Sunday, April 11, 2010

Art and politics: an election loser's manual

  • Whoever loses the general election next month may take solace in reading about art and politics in 16th-century Italy
Michelangelo

He designed brilliant fortifications for the defence of republicanism ... an engraved portrait of Michelangelo. Photograph: Stock Montage/Hulton Archive

All political careers end in failure – who said that? – but they do not all end in torture. Whoever loses the general election, the pain will be spiritual, not physical. Armed men will not seize David Cameron (let's assume a Labour win) and subject him to exquisite physical pain in the dungeons of 10 Downing Street.

But that was how the political career of poor Niccolò Machiavelli ended, slightly less than 500 years ago. In 1512, Spanish troops that were sent to restore the Medici family to power in Florence sacked the nearby city of Prato, slaughtering troops who had already surrendered and sending streams of refugees through the gates of Florence.

Machiavelli worked in the Chancellery of the Republic these soldiers came to crush. He helped his boss, Piero Soderini, escape, was suspected of conspiring against the new regime and was tortured. He was allowed to live, but excluded from political life, driven into very early retirement at his farm outside the city. That was where he wrote his great book The Prince – which is at once a fantasy of the power he lost, and a dark exposure of tyranny's secrets.

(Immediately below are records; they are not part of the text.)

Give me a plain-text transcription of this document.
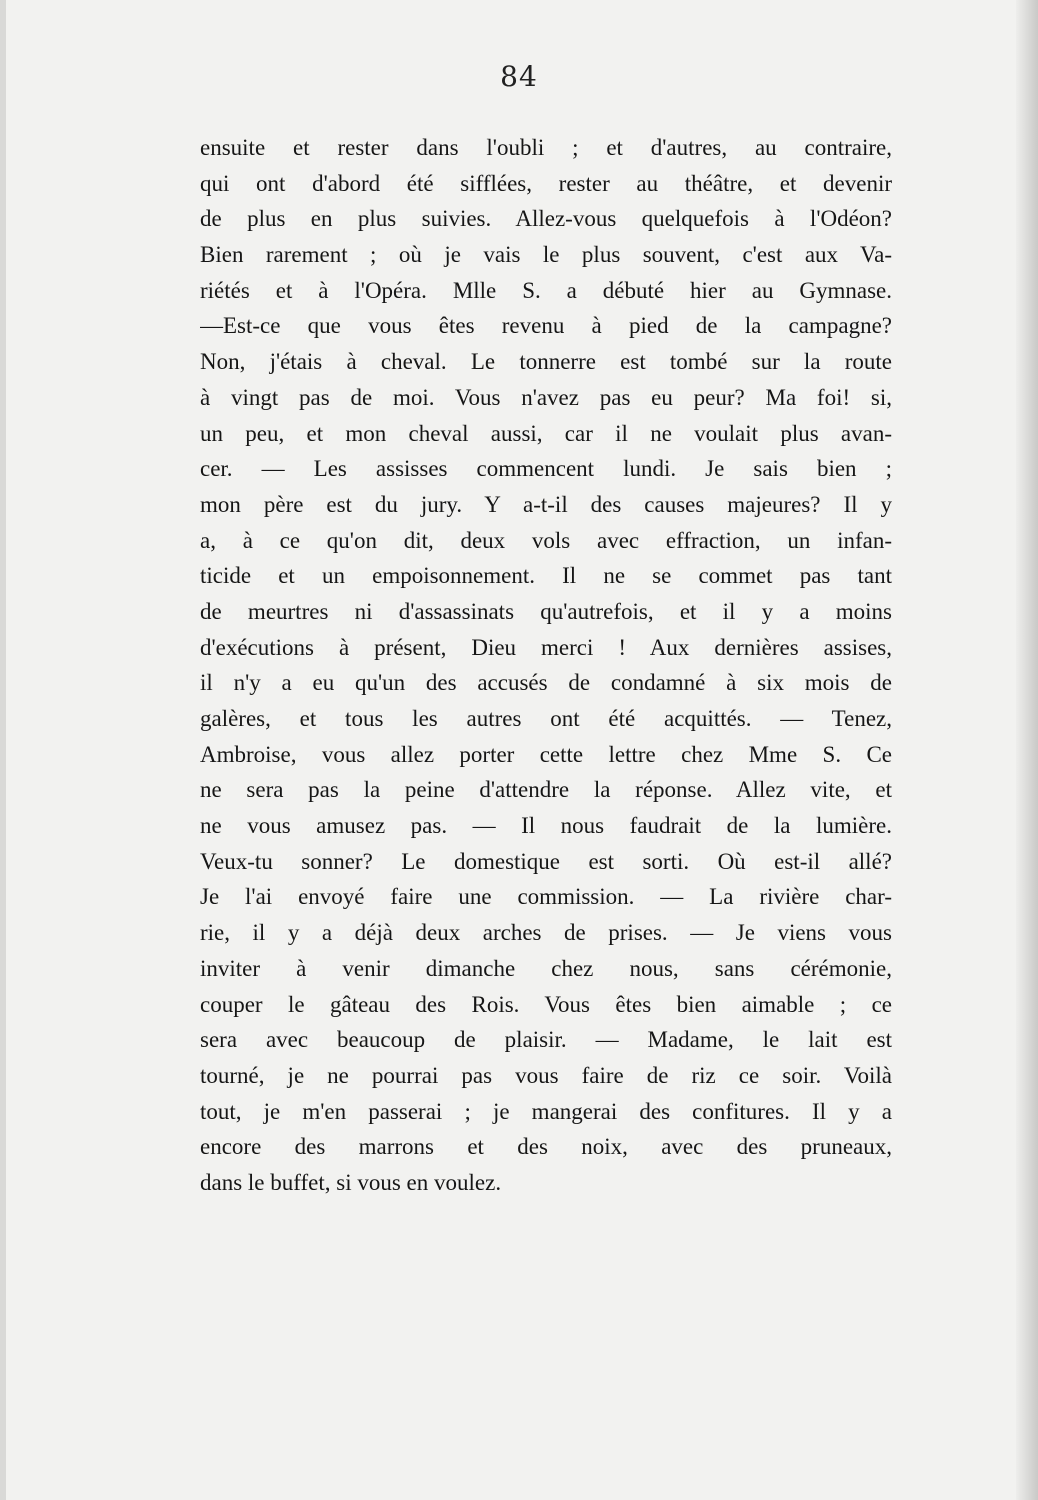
84
ensuite et rester dans l'oubli ; et d'autres, au contraire,
qui ont d'abord été sifflées, rester au théâtre, et devenir
de plus en plus suivies. Allez-vous quelquefois à l'Odéon?
Bien rarement ; où je vais le plus souvent, c'est aux Va-
riétés et à l'Opéra. Mlle S. a débuté hier au Gymnase.
—Est-ce que vous êtes revenu à pied de la campagne?
Non, j'étais à cheval. Le tonnerre est tombé sur la route
à vingt pas de moi. Vous n'avez pas eu peur? Ma foi! si,
un peu, et mon cheval aussi, car il ne voulait plus avan-
cer. — Les assisses commencent lundi. Je sais bien ;
mon père est du jury. Y a-t-il des causes majeures? Il y
a, à ce qu'on dit, deux vols avec effraction, un infan-
ticide et un empoisonnement. Il ne se commet pas tant
de meurtres ni d'assassinats qu'autrefois, et il y a moins
d'exécutions à présent, Dieu merci ! Aux dernières assises,
il n'y a eu qu'un des accusés de condamné à six mois de
galères, et tous les autres ont été acquittés. — Tenez,
Ambroise, vous allez porter cette lettre chez Mme S. Ce
ne sera pas la peine d'attendre la réponse. Allez vite, et
ne vous amusez pas. — Il nous faudrait de la lumière.
Veux-tu sonner? Le domestique est sorti. Où est-il allé?
Je l'ai envoyé faire une commission. — La rivière char-
rie, il y a déjà deux arches de prises. — Je viens vous
inviter à venir dimanche chez nous, sans cérémonie,
couper le gâteau des Rois. Vous êtes bien aimable ; ce
sera avec beaucoup de plaisir. — Madame, le lait est
tourné, je ne pourrai pas vous faire de riz ce soir. Voilà
tout, je m'en passerai ; je mangerai des confitures. Il y a
encore des marrons et des noix, avec des pruneaux,
dans le buffet, si vous en voulez.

My book The Lost Battles is about the politics as well as the art of Renaissance Italy: the "lost battles" it tells of are not only vanished masterpieces by Leonardo da Vinci and Michelangelo but the lost battle to defend republicanism in 16th-century Florence. Both stories came together when Michelangelo designed brilliant fortifications to defend the last republic during the siege of Florence in 1529-30.

So I was aware over the last few months of the probable irony that my tale of political defeat in 16th-century Italy would appear round about the time of a general election, with its drama of victory and defeat.

Republicanism is a political tradition the loser might take consolation in reading about this summer: from classical times to the Renaissance, it always seemed doomed to fail. In the first century BC, the Roman republic was replaced by autocratic rule; when Renaissance intellectuals such as Machiavelli revived its ideas, they revived the pessimism of its history, too, as told by Tacitus and as witnessed by Cicero. In his bust of Brutus, the diehard republican Michelangelo commemorates tyrannicide, but when he carved it he was already living the life of a defeated political actor, albeit a successful artist: for the last 30 years of his life, he refused to ever go home to Medici Florence. Defeat hurts.